NOTE 1: This article is intended for veterinary practices. To read the same article tailored for opticians, click here.
NOTE 2: You’re a member of my vets marketing Facebook group, right? If not, join it here.
In January this year Mark Zuckerberg announced a major series of changes to the Facebook feed. They were designed to show people more of the content that was relevant to them, and less from publishers, brands and businesses.
While I believe this was partly about increasing engagement; I also believe it was a move to force business owners like us to pay for Facebook adverts to access the audience we’ve previously been accessing for free.
Certainly, if you look at your page engagement stats today versus the end of last year, you’ll see fewer people engaging with less of your content.
This is a trend that started a few years ago. And it’s why I stand by the headline of this article – that Facebook pages are seriously ill.
Problem is, for a practice like yours, Facebook is still an unbelievably powerful way to reach new potential clients, and engage deeply with an audience before they’re ready to pick a new vet.
You just don’t want to be paying to do that every day.
The answer is beautiful in its simplicity.
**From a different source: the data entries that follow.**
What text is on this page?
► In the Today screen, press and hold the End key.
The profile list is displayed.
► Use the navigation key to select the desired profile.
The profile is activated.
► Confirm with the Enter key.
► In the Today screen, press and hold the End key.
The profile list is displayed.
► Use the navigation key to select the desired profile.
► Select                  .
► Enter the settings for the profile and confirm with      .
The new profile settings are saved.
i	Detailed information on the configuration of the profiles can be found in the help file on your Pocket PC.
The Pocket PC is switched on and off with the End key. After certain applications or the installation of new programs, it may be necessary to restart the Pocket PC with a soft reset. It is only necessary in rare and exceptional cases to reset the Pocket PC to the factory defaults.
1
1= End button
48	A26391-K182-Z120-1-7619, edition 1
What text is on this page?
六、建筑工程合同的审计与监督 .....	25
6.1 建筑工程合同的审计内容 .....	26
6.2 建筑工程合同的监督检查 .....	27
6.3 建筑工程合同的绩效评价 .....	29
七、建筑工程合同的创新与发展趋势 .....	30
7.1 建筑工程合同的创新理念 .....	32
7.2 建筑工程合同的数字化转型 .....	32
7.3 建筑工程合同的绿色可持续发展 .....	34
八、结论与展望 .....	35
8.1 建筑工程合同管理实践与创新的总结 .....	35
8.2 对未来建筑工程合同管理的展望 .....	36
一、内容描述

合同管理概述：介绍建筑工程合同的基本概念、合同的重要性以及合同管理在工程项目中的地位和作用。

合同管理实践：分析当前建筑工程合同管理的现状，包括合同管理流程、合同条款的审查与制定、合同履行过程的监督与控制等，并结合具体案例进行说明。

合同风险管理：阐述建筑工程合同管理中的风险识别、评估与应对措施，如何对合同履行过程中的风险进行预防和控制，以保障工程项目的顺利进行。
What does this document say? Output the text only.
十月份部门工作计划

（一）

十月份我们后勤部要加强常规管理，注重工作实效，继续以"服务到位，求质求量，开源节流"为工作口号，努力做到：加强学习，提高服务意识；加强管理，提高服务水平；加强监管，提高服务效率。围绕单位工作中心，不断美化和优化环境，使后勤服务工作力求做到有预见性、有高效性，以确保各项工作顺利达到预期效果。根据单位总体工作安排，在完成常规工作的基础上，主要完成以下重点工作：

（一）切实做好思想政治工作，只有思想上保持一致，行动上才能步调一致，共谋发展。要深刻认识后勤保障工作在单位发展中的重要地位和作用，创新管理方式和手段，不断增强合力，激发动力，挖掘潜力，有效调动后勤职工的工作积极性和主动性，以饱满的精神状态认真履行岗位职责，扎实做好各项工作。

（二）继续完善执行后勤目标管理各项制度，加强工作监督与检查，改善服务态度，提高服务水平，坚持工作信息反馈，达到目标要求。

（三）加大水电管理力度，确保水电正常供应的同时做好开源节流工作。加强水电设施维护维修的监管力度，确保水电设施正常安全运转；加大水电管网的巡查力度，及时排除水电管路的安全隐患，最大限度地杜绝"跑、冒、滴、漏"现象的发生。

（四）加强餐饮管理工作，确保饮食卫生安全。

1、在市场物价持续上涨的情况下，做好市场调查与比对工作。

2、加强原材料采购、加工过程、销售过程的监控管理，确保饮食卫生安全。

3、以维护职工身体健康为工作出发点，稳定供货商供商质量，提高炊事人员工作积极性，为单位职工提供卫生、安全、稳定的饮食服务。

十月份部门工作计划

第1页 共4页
You need a Facebook group for your practice
Facebook loves its groups. And no wonder. Because they are highly relevant to people.
The more relevant the content is, the more they use Facebook. And the easier it is to sell targeted advertising to reach them.
The Facebook groups I’m in aren’t the ones you’re in. Mine are about Doctor Who, Marvel films, marketing software, and Milton Keynes (where I live). They’re probably not of interest to you. And yours won’t be of interest to me.
1.4 billion people use Facebook groups every month. 200 million groups are deemed to be “meaningful” by Facebook. And it is putting groups at the heart of its engagement strategy.
The smart thing to do is start your own Facebook group, and build a community around that, rather than your page.
There is some work to get set up. And – I’ll be honest – a few months of daily work to get the group off the ground and get people engaging within it.
The goal is to hit a point where the group is feeding itself every day. Meaning the members are creating more content than you need to. This is where a group really becomes a powerful marketing tool for you.
A note on your views on Facebook: If you’re like many of the practice owners I talk to, you don’t really like Facebook and don’t really understand how people waste hours on it. I agree with you, actually.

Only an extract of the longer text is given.